After reading our Q&A with Goldë, be sure to connect with her on social media so you’ll know when she’ll be dropping new music and her upcoming EP!
At what point in your life did you decide to focus on becoming a singer-songwriter? Were there any artists who influenced you musically that helped to make that decision easier?
You know, I started writing songs when I was about twelve simply to make sense of the world. For me, it was necessary in processing emotions and experiences. I had always loved the idea of doing it, but started focusing on musical theater once I got to high school. It was when I was living in New York after college that I really returned to songwriting in a professional way. I had a group of wonderful friends and musicians who I would play my songs for privately. They really encouraged me to go for it, and eventually became the band that played with me and got me out into the scene. I am so grateful for them and their belief in me. So, that was a huge influence in my songwriting career.
There are so many artists who inspire me, from tons of different genres, and eras, but one whose music really encouraged me on when I started focusing on songwriting was Kacey Musgraves. Her songs are like a good friend who will come sit on your couch and say just the right thing to make you feel better. I so admire her integrity, depth, and courage, and her tunes remind me to strive for these qualities not just in my music, but in how I go about my career, my relationships…my life.
Congratulations on the release of your new single "Mirror, Mirror". What motivated you to initially write the song and what message can we and all listeners take from it?
Thank you very much! I wrote this song to address my experience as a woman in the world, the music industry, in my daily life, as well as what is going on in our country currently. I also wrote it for the heroines in my life and in the world at large. I wrote it to honor them and to honor myself. There are a number of messages I would love to elaborate on, but the main one can be summed up in the last line of the song: “We’ve had enough of it.”
Can we expect "Mirror, Mirror" to be featured on an upcoming EP or album? If so, what can you tell us about it?
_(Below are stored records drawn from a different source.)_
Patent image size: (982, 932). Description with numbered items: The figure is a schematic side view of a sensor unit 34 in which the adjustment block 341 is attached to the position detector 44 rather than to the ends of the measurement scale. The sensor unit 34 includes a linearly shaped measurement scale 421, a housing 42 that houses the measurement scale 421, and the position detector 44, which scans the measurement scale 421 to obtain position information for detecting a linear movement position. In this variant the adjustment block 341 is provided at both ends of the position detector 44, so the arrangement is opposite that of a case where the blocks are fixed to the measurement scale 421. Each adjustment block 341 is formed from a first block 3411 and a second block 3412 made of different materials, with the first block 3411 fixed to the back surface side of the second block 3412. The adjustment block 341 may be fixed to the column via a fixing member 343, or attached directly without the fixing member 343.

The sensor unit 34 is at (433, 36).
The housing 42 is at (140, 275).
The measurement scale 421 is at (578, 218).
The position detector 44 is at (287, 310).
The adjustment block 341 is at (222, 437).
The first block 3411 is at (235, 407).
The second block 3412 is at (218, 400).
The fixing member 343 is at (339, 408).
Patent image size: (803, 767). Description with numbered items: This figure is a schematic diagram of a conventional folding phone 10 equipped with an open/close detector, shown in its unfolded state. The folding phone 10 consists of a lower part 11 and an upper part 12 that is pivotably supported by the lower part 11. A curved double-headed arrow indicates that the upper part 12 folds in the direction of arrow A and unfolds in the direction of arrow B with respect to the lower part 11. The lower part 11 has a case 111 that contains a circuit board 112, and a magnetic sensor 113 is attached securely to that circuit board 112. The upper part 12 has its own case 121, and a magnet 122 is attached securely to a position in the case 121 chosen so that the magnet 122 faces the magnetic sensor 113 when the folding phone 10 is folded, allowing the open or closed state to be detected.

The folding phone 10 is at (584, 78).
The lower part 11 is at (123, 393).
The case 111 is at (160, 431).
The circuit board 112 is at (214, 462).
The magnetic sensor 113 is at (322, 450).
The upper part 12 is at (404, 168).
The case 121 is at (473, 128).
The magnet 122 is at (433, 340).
There is definitely going to be an EP in the not so distant future, and while “Mirror, Mirror” is the first in a series of singles I’ll be releasing, I do plan on compiling them on to an EP by the end of the year. I still really love the classic format of a compilation of songs that has a common theme or style. I enjoy writing series of songs that complement each other, and I’m excited that “Mirror, Mirror” is the catalyst for that.
Describe your creation process for developing new music. When do you definitively know that a song is finished?
Something I am still asking myself, hahahah. I have to admit that I’m not a perfectionist, so I’ve released plenty of music that just felt ready to see the world. I do care deeply about details and authenticity, however. In some ways I wonder if songs are never finished. Of course there is the production side, there’s perhaps a definitive moment of completion where you release a certain version of a song. But there are songs I’ve been singing for years now that keep evolving, that change as I change. Perhaps that’s why I don’t get overly attached to a song being perfectly finished-I know that when I am telling a story to the best of my ability, it will just keep evolving in feel, expression, and sometimes even structure.
Do you feel that it is important that your music be a voice for women who may be voiceless?
That’s a really interesting question. I am hesitant to assume the role of being a voice to other women. I recognize that no two humans are alike, and certainly my experience, background, culture, ethnicity, etc. mean I’ve had a completely different experience, and been granted a completely different set of privileges, in relation to other people who might listen to this song. That being said, I do hope this song provides a safe space, and some sort of catharsis, to any person that it resonates with. So while my intention is not to define an experience for women, it is to provide support and musical healing to those that identify as such, and see themselves in the story I am telling.